Construction d’un nouveau mur en Europe : la stratégie des trois petits cochons

Une démonstration supplémentaire si besoin était que l’enthousiasme qui a salué la chute du mur de Berlin était une de ces duperies contre-révolutionnaire dont l’histoire réelle semble avoir le secret. Le loup, le capital, celui qui délocalise les emplois, celui qui met en concurrence les travailleurs était déjà là et il s’est cru tout permis. Les murs ne sont dans cette logique-là qu’une manière d’inventer un loup fictif, les migrants eux-mêmes victimes du vrai loup qui n’a plus de frein. Ce qui ne signifie pas que la solution soit dans l’acceptation de ce que produit de migration le capital, quitte à vider le pays sous-développé de ses travailleurs qualifiés ou formés à grand frais, ce qui est déjà le cas en Europe même. (note et traduction de Danielle BLEITRACH pour histoireetsociete)

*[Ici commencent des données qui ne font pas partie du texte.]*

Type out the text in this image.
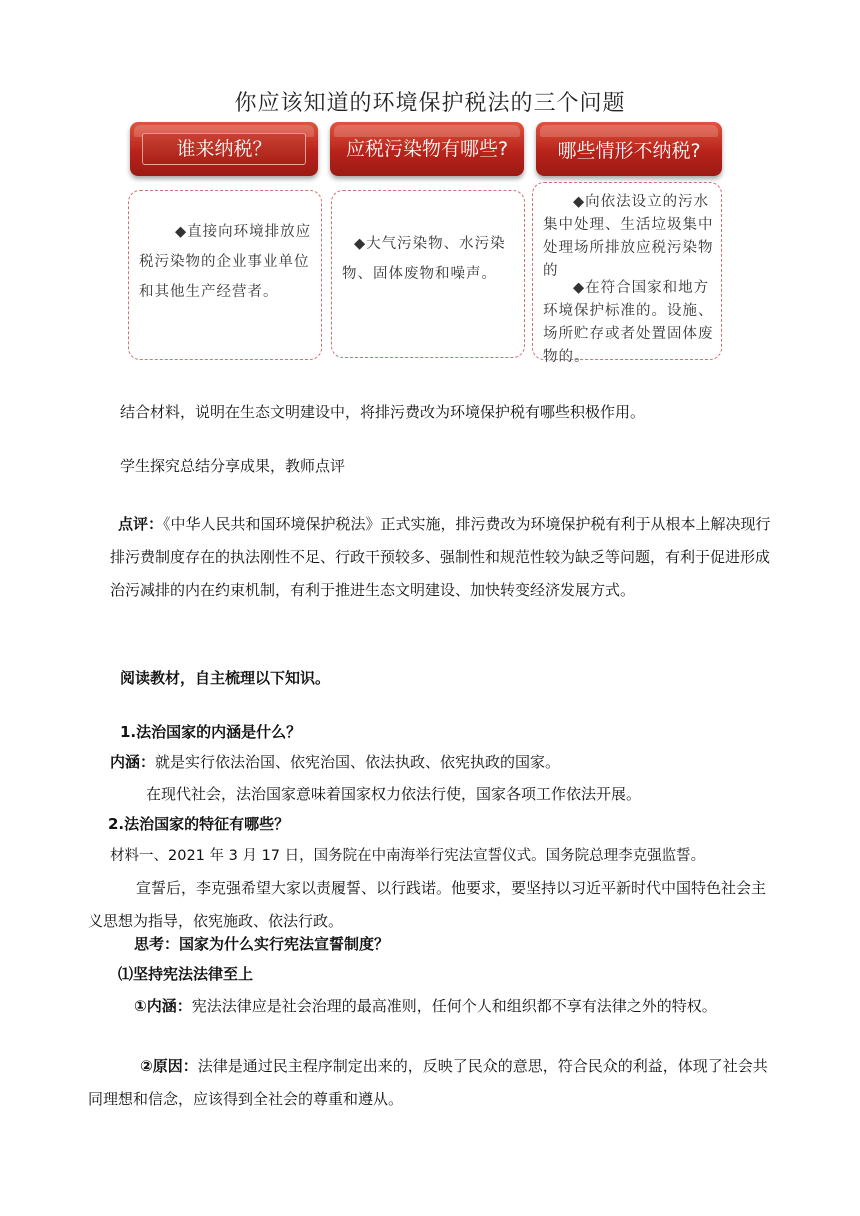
你应该知道的环境保护税法的三个问题
谁来纳税？	应税污染物有哪些?	哪些情形不纳税?
◆直接向环境排放应税污染物的企业事业单位和其他生产经营者。
◆大气污染物、水污染物、固体废物和噪声。
◆向依法设立的污水集中处理、生活垃圾集中处理场所排放应税污染物的
◆在符合国家和地方环境保护标准的。设施、场所贮存或者处置固体废物的。
结合材料，说明在生态文明建设中，将排污费改为环境保护税有哪些积极作用。
学生探究总结分享成果，教师点评
点评：《中华人民共和国环境保护税法》正式实施，排污费改为环境保护税有利于从根本上解决现行排污费制度存在的执法刚性不足、行政干预较多、强制性和规范性较为缺乏等问题，有利于促进形成治污减排的内在约束机制，有利于推进生态文明建设、加快转变经济发展方式。
阅读教材，自主梳理以下知识。
1.法治国家的内涵是什么？
内涵：就是实行依法治国、依宪治国、依法执政、依宪执政的国家。
在现代社会，法治国家意味着国家权力依法行使，国家各项工作依法开展。
2.法治国家的特征有哪些？
材料一、2021 年 3 月 17 日，国务院在中南海举行宪法宣誓仪式。国务院总理李克强监誓。
宣誓后，李克强希望大家以责履誓、以行践诺。他要求，要坚持以习近平新时代中国特色社会主义思想为指导，依宪施政、依法行政。
思考：国家为什么实行宪法宣誓制度？
⑴坚持宪法法律至上
①内涵：宪法法律应是社会治理的最高准则，任何个人和组织都不享有法律之外的特权。
②原因：法律是通过民主程序制定出来的，反映了民众的意思，符合民众的利益，体现了社会共同理想和信念，应该得到全社会的尊重和遵从。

nouvellesasblleprogresantiracismecapitalismemilitarismeNon classéPolitique internationalesociété  11 février 2022 3 Minutes

Un nouveau mur se construit en Europe. A la frontière entre la Pologne et la Biélorussie. Long de 186 kilomètres, haut de 5 mètres. Les travaux ont commencé il y a quelques jours. Ils devraient prendre plusieurs mois. Peut-on y voir le signe d’une Europe « forteresse » ?

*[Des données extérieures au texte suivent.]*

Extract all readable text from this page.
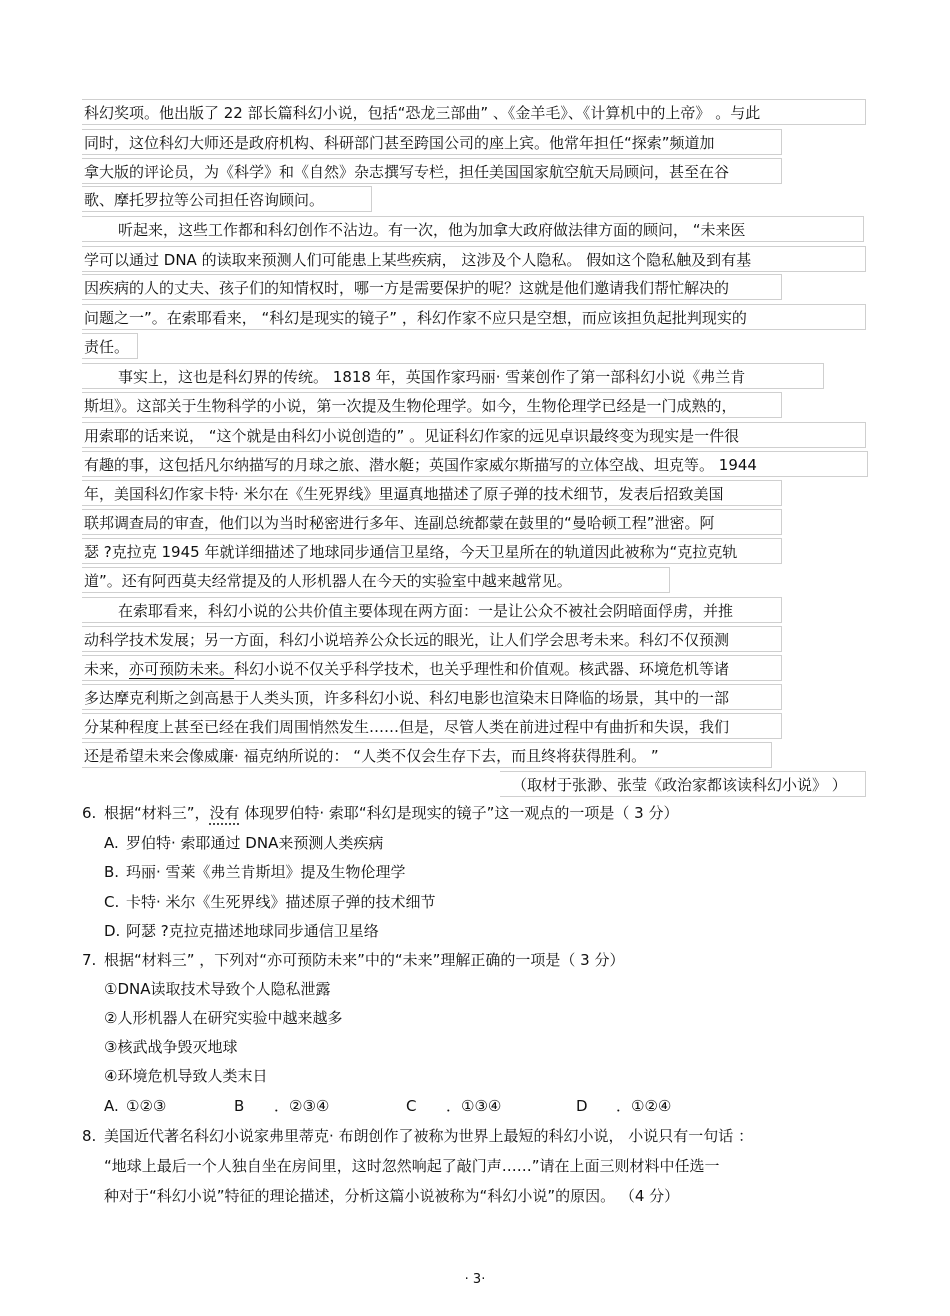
科幻奖项。他出版了 22 部长篇科幻小说，包括“恐龙三部曲” 、《金羊毛》、《计算机中的上帝》 。与此
同时，这位科幻大师还是政府机构、科研部门甚至跨国公司的座上宾。他常年担任“探索”频道加
拿大版的评论员，为《科学》和《自然》杂志撰写专栏，担任美国国家航空航天局顾问，甚至在谷
歌、摩托罗拉等公司担任咨询顾问。
听起来，这些工作都和科幻创作不沾边。有一次，他为加拿大政府做法律方面的顾问， “未来医
学可以通过 DNA 的读取来预测人们可能患上某些疾病， 这涉及个人隐私。 假如这个隐私触及到有基
因疾病的人的丈夫、孩子们的知情权时，哪一方是需要保护的呢？这就是他们邀请我们帮忙解决的
问题之一”。在索耶看来， “科幻是现实的镜子” ，科幻作家不应只是空想，而应该担负起批判现实的
责任。
事实上，这也是科幻界的传统。 1818 年，英国作家玛丽· 雪莱创作了第一部科幻小说《弗兰肯
斯坦》。这部关于生物科学的小说，第一次提及生物伦理学。如今，生物伦理学已经是一门成熟的，
用索耶的话来说， “这个就是由科幻小说创造的” 。见证科幻作家的远见卓识最终变为现实是一件很
有趣的事，这包括凡尔纳描写的月球之旅、潜水艇；英国作家威尔斯描写的立体空战、坦克等。 1944
年，美国科幻作家卡特· 米尔在《生死界线》里逼真地描述了原子弹的技术细节，发表后招致美国
联邦调查局的审查，他们以为当时秘密进行多年、连副总统都蒙在鼓里的“曼哈顿工程”泄密。阿
瑟 ?克拉克 1945 年就详细描述了地球同步通信卫星络，今天卫星所在的轨道因此被称为“克拉克轨
道”。还有阿西莫夫经常提及的人形机器人在今天的实验室中越来越常见。
在索耶看来，科幻小说的公共价值主要体现在两方面：一是让公众不被社会阴暗面俘虏，并推
动科学技术发展；另一方面，科幻小说培养公众长远的眼光，让人们学会思考未来。科幻不仅预测
未来，亦可预防未来。科幻小说不仅关乎科学技术，也关乎理性和价值观。核武器、环境危机等诸
多达摩克利斯之剑高悬于人类头顶，许多科幻小说、科幻电影也渲染末日降临的场景，其中的一部
分某种程度上甚至已经在我们周围悄然发生……但是，尽管人类在前进过程中有曲折和失误，我们
还是希望未来会像威廉· 福克纳所说的： “人类不仅会生存下去，而且终将获得胜利。 ”
（取材于张渺、张莹《政治家都该读科幻小说》 ）
6. 根据“材料三”，没有 体现罗伯特· 索耶“科幻是现实的镜子”这一观点的一项是（ 3 分）
A. 罗伯特· 索耶通过 DNA来预测人类疾病
B. 玛丽· 雪莱《弗兰肯斯坦》提及生物伦理学
C. 卡特· 米尔《生死界线》描述原子弹的技术细节
D. 阿瑟 ?克拉克描述地球同步通信卫星络
7. 根据“材料三” ，下列对“亦可预防未来”中的“未来”理解正确的一项是（ 3 分）
①DNA读取技术导致个人隐私泄露
②人形机器人在研究实验中越来越多
③核武战争毁灭地球
④环境危机导致人类末日
A. ①②③	B ．②③④	C ．①③④	D ．①②④
8. 美国近代著名科幻小说家弗里蒂克· 布朗创作了被称为世界上最短的科幻小说， 小说只有一句话 ：
“地球上最后一个人独自坐在房间里，这时忽然响起了敲门声……”请在上面三则材料中任选一
种对于“科幻小说”特征的理论描述，分析这篇小说被称为“科幻小说”的原因。 （4 分）
· 3·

Nous pourrions naïvement croire que depuis la chute du mur de Berlin en 1989, les murs et les barrières étaient à ranger au rayon des anomalies de l’histoire. Et pourtant, il n’y a jamais eu autant de murs dans le monde. 63, dont 12 rien qu’en Europe !

Ils servent à quoi ces murs ?

A se protéger. C’est le réflexe des trois petits cochons. Face au danger, on se barricade. Sauf qu’il n’y a pas de loup dans l’histoire, juste des migrants. D’ailleurs, la crise migratoire de 2015, celle qui a vu plus d’un million de personnes débouler sur les routes en Europe a beaucoup contribué à cette renaissance du mur.

Mais la méthode a beau être vieille comme le monde ça ne veut pas dire qu’elle est efficace. En tout cas pas sur le long terme. Le mur d’Hadrien n’a pas empêché la constitution du Royaume-Uni. La grande muraille n’a pas non plus empêché les invasions en Chine.

Alors pourquoi on en construit toujours plus ?

C’est un peu la solution de facilité. En construisant un mur, les politiques donnent l’impression qu’ils s’emparent du problème de la migration. Et de manière spectaculaire. La construction d’un mur, c’est toujours l’occasion de belles images de chantier, de parpaings, de ciment et de barbelés, qui rassurent l’opinion publique. Ces murs, c’est aussi un message envoyé au reste du monde. En l’occurrence, la Pologne montre à tout le monde qu’elle n’a pas besoin des gardes-frontières de l’agence européenne Frontex pour se protéger.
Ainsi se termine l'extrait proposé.